The House Financial Services Committee marked up and passed legislation designed to ensure credit unions have parity with FDIC-insured financial institutions in relation to escrow accounts.
The Credit Union Share Insurance Fund Parity Act, which was introduced on Wednesday by Reps. Ed Royce (R-Calif.), Ed Perlmutter (D-Colo.), Gary Miller (R-Calif.) and Brad Sherman (D-Calif.), would amend the Federal Credit Union Act to provide share insurance coverage to funds held in a member account by a nonmember.
Both the Credit Union National Association and National Association of Federal Credit Unions have voiced support for the measure.
“Consumers often do not distinguish between the government backing on accounts at financial institutions,” NAFCU Vice President of Legislative Affairs Brad Thaler said, according to Credit Union Times. “It is important that the law dictate that there is no difference in coverage, so as not to favor one type of institution over another in the marketplace.”
CUNA pointed to a 2008 letter from the National Credit Union Administration on insurance coverage on Interest on Lawyers’ Trust Accounts.

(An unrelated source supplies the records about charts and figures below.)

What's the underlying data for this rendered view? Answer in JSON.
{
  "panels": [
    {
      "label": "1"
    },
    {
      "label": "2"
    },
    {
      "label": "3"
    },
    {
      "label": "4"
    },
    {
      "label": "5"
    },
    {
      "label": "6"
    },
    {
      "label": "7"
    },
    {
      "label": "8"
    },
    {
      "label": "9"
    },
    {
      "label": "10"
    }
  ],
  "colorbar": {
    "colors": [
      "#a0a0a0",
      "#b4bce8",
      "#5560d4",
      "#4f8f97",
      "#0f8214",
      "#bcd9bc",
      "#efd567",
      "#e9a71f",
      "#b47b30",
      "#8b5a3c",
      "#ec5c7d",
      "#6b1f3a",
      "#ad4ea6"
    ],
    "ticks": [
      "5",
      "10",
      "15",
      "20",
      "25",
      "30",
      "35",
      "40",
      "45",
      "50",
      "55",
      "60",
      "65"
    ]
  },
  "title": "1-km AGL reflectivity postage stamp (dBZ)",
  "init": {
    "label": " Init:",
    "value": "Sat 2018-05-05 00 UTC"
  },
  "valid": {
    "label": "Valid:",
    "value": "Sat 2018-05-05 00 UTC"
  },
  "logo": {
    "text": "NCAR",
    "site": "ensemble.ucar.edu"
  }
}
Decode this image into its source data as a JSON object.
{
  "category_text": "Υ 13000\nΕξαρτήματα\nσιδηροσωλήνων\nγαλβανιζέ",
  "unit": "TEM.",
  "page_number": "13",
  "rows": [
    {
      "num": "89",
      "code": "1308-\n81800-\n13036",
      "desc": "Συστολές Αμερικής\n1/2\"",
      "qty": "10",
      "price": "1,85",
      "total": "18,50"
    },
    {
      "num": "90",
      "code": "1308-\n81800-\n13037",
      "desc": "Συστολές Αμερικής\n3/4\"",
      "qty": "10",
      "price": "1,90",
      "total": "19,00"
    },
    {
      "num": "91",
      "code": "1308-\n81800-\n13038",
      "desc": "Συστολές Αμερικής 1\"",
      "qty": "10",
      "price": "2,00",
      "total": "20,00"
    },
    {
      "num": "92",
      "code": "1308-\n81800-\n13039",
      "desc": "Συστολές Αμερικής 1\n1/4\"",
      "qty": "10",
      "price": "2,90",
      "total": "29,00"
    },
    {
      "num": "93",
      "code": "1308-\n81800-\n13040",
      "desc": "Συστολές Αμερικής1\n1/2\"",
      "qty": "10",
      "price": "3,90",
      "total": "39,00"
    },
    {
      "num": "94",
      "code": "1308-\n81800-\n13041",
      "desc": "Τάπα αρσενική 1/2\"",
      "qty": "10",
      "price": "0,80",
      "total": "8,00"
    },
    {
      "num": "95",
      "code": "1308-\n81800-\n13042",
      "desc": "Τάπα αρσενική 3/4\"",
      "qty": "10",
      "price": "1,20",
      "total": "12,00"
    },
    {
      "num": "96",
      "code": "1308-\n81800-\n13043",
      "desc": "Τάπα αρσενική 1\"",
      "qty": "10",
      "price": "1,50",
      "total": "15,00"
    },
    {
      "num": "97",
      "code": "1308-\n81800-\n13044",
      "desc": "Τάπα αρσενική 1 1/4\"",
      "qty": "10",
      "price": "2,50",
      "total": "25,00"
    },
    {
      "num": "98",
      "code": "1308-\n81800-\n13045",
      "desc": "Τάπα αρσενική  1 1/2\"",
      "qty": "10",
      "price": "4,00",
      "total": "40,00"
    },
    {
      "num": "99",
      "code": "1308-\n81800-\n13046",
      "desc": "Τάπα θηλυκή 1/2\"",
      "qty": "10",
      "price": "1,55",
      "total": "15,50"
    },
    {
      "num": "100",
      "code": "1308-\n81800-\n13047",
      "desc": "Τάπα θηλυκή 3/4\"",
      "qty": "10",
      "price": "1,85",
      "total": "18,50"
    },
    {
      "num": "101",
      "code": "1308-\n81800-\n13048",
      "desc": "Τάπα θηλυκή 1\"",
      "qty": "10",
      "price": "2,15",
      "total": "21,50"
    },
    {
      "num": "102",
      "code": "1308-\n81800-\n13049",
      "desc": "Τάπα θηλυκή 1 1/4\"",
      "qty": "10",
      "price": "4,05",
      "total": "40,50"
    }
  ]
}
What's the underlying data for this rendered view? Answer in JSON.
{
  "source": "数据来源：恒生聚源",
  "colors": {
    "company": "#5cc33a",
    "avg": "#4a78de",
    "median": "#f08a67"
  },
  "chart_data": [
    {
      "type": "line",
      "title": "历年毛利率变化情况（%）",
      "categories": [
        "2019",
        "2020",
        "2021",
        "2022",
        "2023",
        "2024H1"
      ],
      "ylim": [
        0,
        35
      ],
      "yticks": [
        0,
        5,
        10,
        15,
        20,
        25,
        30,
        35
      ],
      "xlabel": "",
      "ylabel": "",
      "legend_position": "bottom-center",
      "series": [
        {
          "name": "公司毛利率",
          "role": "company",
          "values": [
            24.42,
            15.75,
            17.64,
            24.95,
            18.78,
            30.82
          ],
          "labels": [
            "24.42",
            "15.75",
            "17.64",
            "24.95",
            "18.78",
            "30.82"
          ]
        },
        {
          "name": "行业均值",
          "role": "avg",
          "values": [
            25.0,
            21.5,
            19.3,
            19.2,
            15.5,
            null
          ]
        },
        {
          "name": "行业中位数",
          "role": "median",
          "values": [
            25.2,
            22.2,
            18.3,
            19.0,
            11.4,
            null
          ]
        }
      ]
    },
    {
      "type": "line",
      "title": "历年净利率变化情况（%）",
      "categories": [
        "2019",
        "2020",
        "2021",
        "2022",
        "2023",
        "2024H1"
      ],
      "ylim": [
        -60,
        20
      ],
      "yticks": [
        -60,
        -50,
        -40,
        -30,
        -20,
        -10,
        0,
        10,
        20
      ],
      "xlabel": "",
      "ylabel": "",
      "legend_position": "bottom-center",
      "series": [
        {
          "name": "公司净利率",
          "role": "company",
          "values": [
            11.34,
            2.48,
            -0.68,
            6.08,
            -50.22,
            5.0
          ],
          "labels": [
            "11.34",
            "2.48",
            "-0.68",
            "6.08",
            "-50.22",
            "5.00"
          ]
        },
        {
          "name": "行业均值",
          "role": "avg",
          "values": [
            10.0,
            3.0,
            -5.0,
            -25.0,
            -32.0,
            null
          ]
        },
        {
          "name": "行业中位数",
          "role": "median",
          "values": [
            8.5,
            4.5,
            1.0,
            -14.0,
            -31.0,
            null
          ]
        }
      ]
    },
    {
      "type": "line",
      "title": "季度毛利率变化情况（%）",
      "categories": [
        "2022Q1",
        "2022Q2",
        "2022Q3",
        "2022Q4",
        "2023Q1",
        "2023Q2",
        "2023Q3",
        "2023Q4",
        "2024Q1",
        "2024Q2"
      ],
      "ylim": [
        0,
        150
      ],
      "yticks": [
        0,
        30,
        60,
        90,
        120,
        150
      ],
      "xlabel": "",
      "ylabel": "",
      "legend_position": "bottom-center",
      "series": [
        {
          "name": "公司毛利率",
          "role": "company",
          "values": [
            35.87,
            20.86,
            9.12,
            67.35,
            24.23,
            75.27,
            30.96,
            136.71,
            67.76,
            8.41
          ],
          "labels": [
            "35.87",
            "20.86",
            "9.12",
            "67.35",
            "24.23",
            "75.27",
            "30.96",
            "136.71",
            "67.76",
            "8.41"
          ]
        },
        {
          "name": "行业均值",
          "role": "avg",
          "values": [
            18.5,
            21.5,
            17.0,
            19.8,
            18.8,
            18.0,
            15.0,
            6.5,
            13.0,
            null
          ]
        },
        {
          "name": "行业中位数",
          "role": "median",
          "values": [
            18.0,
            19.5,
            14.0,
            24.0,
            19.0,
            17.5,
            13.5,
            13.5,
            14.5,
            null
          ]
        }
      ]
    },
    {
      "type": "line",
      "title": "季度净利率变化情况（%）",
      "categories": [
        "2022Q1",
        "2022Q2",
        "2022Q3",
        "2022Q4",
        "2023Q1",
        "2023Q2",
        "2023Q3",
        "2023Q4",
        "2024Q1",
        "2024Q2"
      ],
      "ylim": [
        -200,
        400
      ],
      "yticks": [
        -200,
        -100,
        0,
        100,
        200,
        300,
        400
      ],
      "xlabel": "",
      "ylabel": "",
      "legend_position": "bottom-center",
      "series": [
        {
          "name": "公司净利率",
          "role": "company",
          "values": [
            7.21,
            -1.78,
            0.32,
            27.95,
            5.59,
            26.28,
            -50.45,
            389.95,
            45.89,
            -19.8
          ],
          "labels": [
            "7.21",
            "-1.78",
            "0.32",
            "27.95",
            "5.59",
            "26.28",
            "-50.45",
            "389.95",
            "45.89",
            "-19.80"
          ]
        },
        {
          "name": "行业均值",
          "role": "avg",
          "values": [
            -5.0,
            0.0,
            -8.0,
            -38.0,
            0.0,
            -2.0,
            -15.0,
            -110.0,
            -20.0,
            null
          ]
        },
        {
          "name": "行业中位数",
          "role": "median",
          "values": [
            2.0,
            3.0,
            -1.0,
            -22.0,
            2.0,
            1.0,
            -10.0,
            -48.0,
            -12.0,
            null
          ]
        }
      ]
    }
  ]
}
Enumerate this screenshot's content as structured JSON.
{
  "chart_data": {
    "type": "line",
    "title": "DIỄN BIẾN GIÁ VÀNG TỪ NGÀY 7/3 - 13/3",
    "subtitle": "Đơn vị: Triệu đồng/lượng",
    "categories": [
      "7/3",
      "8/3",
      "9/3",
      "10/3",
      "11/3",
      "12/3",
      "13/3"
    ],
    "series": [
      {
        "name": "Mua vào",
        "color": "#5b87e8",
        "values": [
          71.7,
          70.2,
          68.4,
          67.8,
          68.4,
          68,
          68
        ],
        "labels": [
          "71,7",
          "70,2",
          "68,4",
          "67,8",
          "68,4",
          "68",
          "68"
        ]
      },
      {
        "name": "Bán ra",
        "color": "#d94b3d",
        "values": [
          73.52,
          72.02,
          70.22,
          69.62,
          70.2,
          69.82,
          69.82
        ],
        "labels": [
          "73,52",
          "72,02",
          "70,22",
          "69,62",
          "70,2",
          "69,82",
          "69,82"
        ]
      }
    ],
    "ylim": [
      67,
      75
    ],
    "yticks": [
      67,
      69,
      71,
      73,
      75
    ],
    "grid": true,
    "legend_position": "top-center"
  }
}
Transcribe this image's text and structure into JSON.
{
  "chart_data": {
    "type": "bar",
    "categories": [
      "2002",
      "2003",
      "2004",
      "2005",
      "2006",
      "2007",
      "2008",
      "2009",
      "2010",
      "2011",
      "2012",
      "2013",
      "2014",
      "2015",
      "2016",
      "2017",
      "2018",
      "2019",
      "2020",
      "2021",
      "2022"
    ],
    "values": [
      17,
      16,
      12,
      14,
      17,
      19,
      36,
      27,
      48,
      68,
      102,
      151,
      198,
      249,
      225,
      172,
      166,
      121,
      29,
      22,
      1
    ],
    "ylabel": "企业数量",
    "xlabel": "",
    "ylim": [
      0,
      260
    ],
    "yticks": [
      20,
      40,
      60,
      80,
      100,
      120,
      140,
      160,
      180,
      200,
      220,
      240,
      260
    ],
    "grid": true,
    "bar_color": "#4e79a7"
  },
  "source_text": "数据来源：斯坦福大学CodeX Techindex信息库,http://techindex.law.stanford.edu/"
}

“The accounts are those set up by lawyers at a credit union or bank to hold funds for their clients,” CUNA said, Credit Union Times reports. “Often, the interest accrued is paid to the state or the state bar association to fund legal services. CUNA has noted that the situation puts credit unions at a disadvantage to attract this type of account if all the clients must be members, rather than just the attorney establishing the account. CUNA has discussed the issue both on the regulatory and legislative fronts.”